In this album’s first song, “Baby Did a Bad Thing,” the bad thing Chris Isaak’s baby has done to him is so “low down” that he can’t even bring himself to say what it is. But the 12 songs that follow spill the beans: Isaak’s baby-are you ready for this?-has left him, I know, it’s hard to believe, what with Isaak’s matinee-idol profile and platinum pompadour. But if you have any doubts, the river of tears that irrigates (and at times nearly drowns) the rest of the album should wash them away.
As usual, Forever Blue finds Isaak mining the rich reserves of his rockabilIy record collection for a sound somewhere between Roy Orbison and Cliff Richard, which is to say one that’s half inspired original and half inspired fake. But never before has he gone so singlemindedly for the True Confessions audience. ‘Somebody’s Crying” is the hit, but somebody’s also crying in “Graduation Day,” “Don’t leave Me On My Own,” “Things Go Wrong,” “Changed Your Mind” “Shadows in a Mirror” “I Believe” the tide cut, and “The End of Everything.” And that somebody is Isaak.

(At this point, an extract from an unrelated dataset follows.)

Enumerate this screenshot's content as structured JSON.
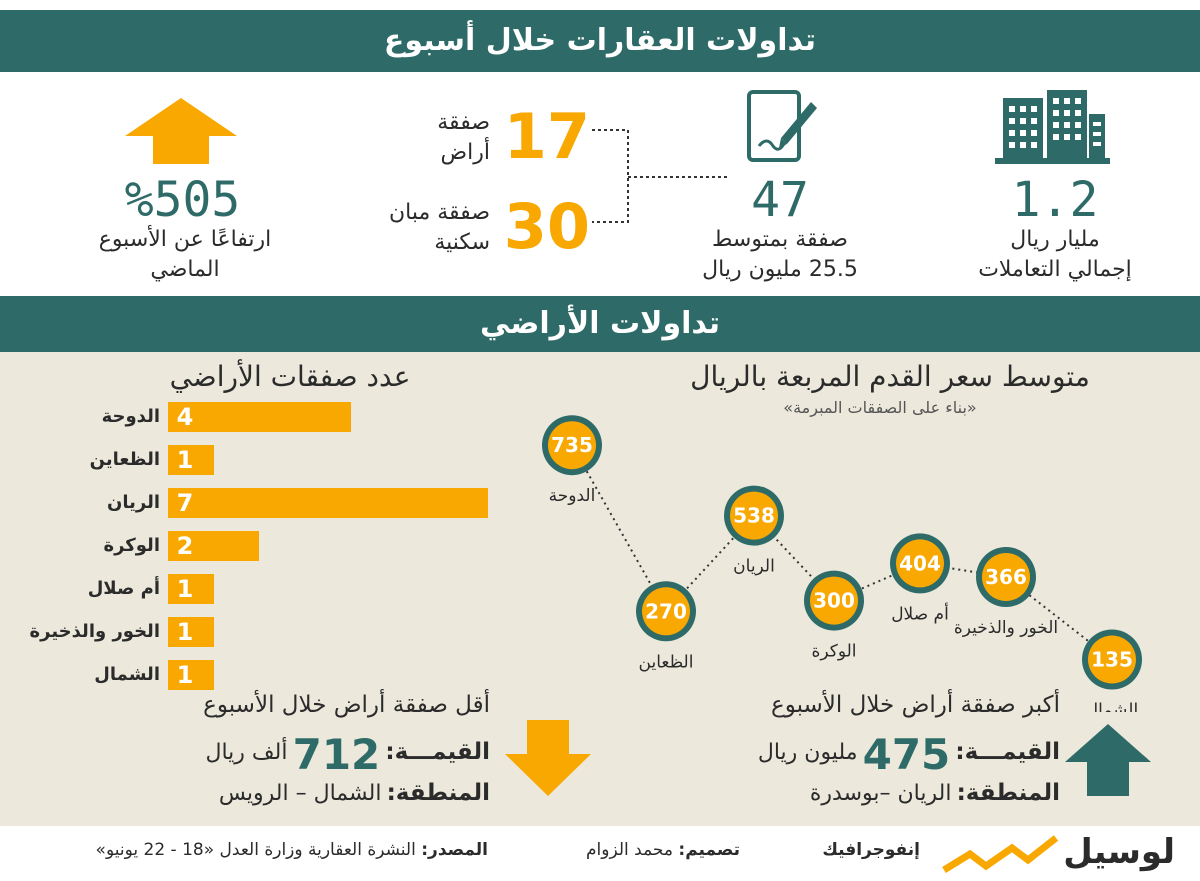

Granted, he does have an appealing way of sneaking ’60s guitar riffs into what are supposed to be evocations of the ’50s sensitive-loner stance. But the two best songs here are the only two, aside from “Baby Did a Bad Thing,” in which he abandons sneakiness and sensitivity altogether and loses his temper: “Go Walking Down There” (a challenge to all the happy people” to see how much they like it down at the end of lonely Street) and ‘Goin’ Nowhere,” a jilted lover’s salacious and rocking proposition to a street-walking “girl who’d look better naked” that Hugh Grant could’ve written himself.